A Fast Initial Response Approach to Real-Time Financial Surveillance (310211)

*Andrews T. Anum, The University of Texas at El Paso 
Michael Pokojovy, The University of Texas at El Paso 

Keywords: geometric random walk, heavy tails, taut string (TS) chart, CUSUM FIR chart, FB stock

Consider the problem of financial surveillance of a heavy-tailed time series modeled as a geometric random walk with log-Student's t increments assuming a constant volatility.
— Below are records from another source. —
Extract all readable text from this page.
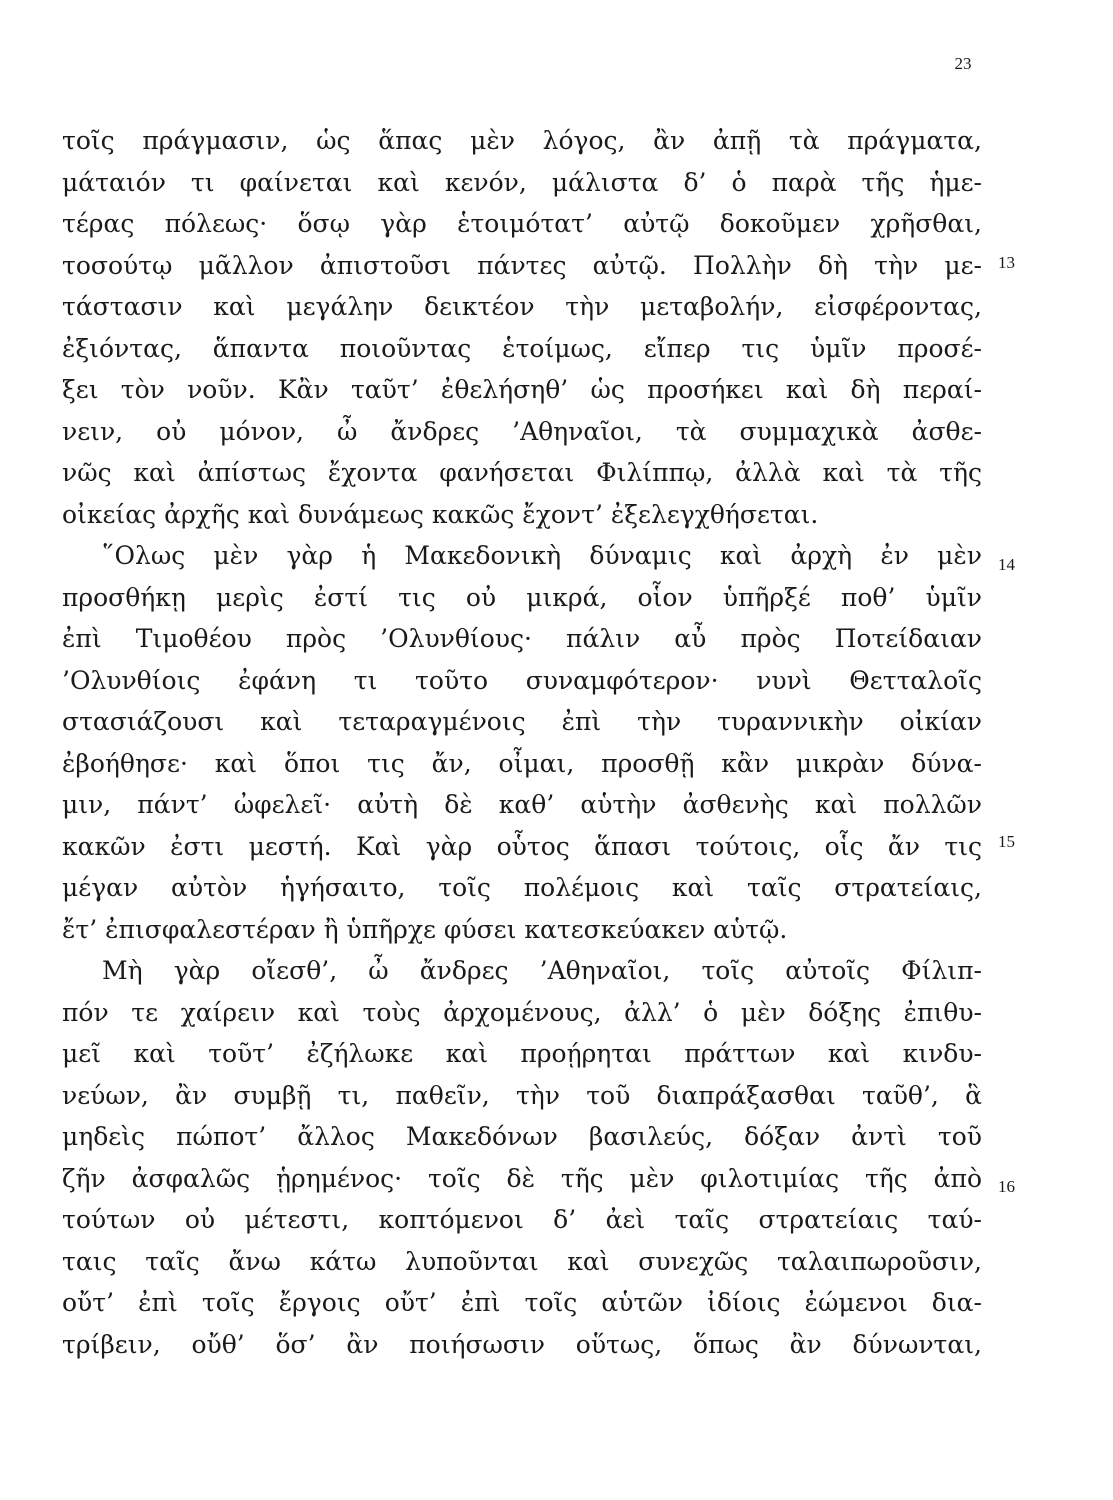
23
τοῖς πράγμασιν, ὡς ἅπας μὲν λόγος, ἂν ἀπῇ τὰ πράγματα,
μάταιόν τι φαίνεται καὶ κενόν, μάλιστα δ’ ὁ παρὰ τῆς ἡμε-
τέρας πόλεως· ὅσῳ γὰρ ἑτοιμότατ’ αὐτῷ δοκοῦμεν χρῆσθαι,
τοσούτῳ μᾶλλον ἀπιστοῦσι πάντες αὐτῷ. Πολλὴν δὴ τὴν με-
τάστασιν καὶ μεγάλην δεικτέον τὴν μεταβολήν, εἰσφέροντας,
ἐξιόντας, ἅπαντα ποιοῦντας ἑτοίμως, εἴπερ τις ὑμῖν προσέ-
ξει τὸν νοῦν. Κἂν ταῦτ’ ἐθελήσηθ’ ὡς προσήκει καὶ δὴ περαί-
νειν, οὐ μόνον, ὦ ἄνδρες ’Αθηναῖοι, τὰ συμμαχικὰ ἀσθε-
νῶς καὶ ἀπίστως ἔχοντα φανήσεται Φιλίππῳ, ἀλλὰ καὶ τὰ τῆς
οἰκείας ἀρχῆς καὶ δυνάμεως κακῶς ἔχοντ’ ἐξελεγχθήσεται.
῞Ολως μὲν γὰρ ἡ Μακεδονικὴ δύναμις καὶ ἀρχὴ ἐν μὲν
προσθήκῃ μερὶς ἐστί τις οὐ μικρά, οἷον ὑπῆρξέ ποθ’ ὑμῖν
ἐπὶ Τιμοθέου πρὸς ’Ολυνθίους· πάλιν αὖ πρὸς Ποτείδαιαν
’Ολυνθίοις ἐφάνη τι τοῦτο συναμφότερον· νυνὶ Θετταλοῖς
στασιάζουσι καὶ τεταραγμένοις ἐπὶ τὴν τυραννικὴν οἰκίαν
ἐβοήθησε· καὶ ὅποι τις ἄν, οἶμαι, προσθῇ κἂν μικρὰν δύνα-
μιν, πάντ’ ὠφελεῖ· αὐτὴ δὲ καθ’ αὑτὴν ἀσθενὴς καὶ πολλῶν
κακῶν ἐστι μεστή. Καὶ γὰρ οὗτος ἅπασι τούτοις, οἷς ἄν τις
μέγαν αὐτὸν ἡγήσαιτο, τοῖς πολέμοις καὶ ταῖς στρατείαις,
ἔτ’ ἐπισφαλεστέραν ἢ ὑπῆρχε φύσει κατεσκεύακεν αὑτῷ.
Μὴ γὰρ οἴεσθ’, ὦ ἄνδρες ’Αθηναῖοι, τοῖς αὐτοῖς Φίλιπ-
πόν τε χαίρειν καὶ τοὺς ἀρχομένους, ἀλλ’ ὁ μὲν δόξης ἐπιθυ-
μεῖ καὶ τοῦτ’ ἐζήλωκε καὶ προῄρηται πράττων καὶ κινδυ-
νεύων, ἂν συμβῇ τι, παθεῖν, τὴν τοῦ διαπράξασθαι ταῦθ’, ἃ
μηδεὶς πώποτ’ ἄλλος Μακεδόνων βασιλεύς, δόξαν ἀντὶ τοῦ
ζῆν ἀσφαλῶς ᾑρημένος· τοῖς δὲ τῆς μὲν φιλοτιμίας τῆς ἀπὸ
τούτων οὐ μέτεστι, κοπτόμενοι δ’ ἀεὶ ταῖς στρατείαις ταύ-
ταις ταῖς ἄνω κάτω λυποῦνται καὶ συνεχῶς ταλαιπωροῦσιν,
οὔτ’ ἐπὶ τοῖς ἔργοις οὔτ’ ἐπὶ τοῖς αὑτῶν ἰδίοις ἐώμενοι δια-
τρίβειν, οὔθ’ ὅσ’ ἂν ποιήσωσιν οὕτως, ὅπως ἂν δύνωνται,
13
14
15
16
Our proposed sequential testing method is based on applying the recently developed taut string (TS) univariate process monitoring scheme to the gaussianized log-differenced process data. With the signal process given by a properly scaled total variation norm of the nonparametric taut string estimator applied to the gaussianized log-differences, the change point detection procedure is constructed to have a desired in-control (IC) average run length (ARL) assuming no change in the process drift. If a change in the process drift is imminent, the proposed approach offers an effective fast initial response (FIR) instrument for rapid yet reliable change point detection. This framework may be particularly advantageous for protection against imminent upsets in financial time series in a turbulent economic and/or political environment. We illustrate how the proposed approach can be applied to sequential surveillance of real-world financial data originating from Meta Platforms, Inc. (FB) stock prices and compare the performance of the TS chart to that of the more prominent CUSUM and CUSUM FIR charts at flagging the COVID-19 related crash of February 2020.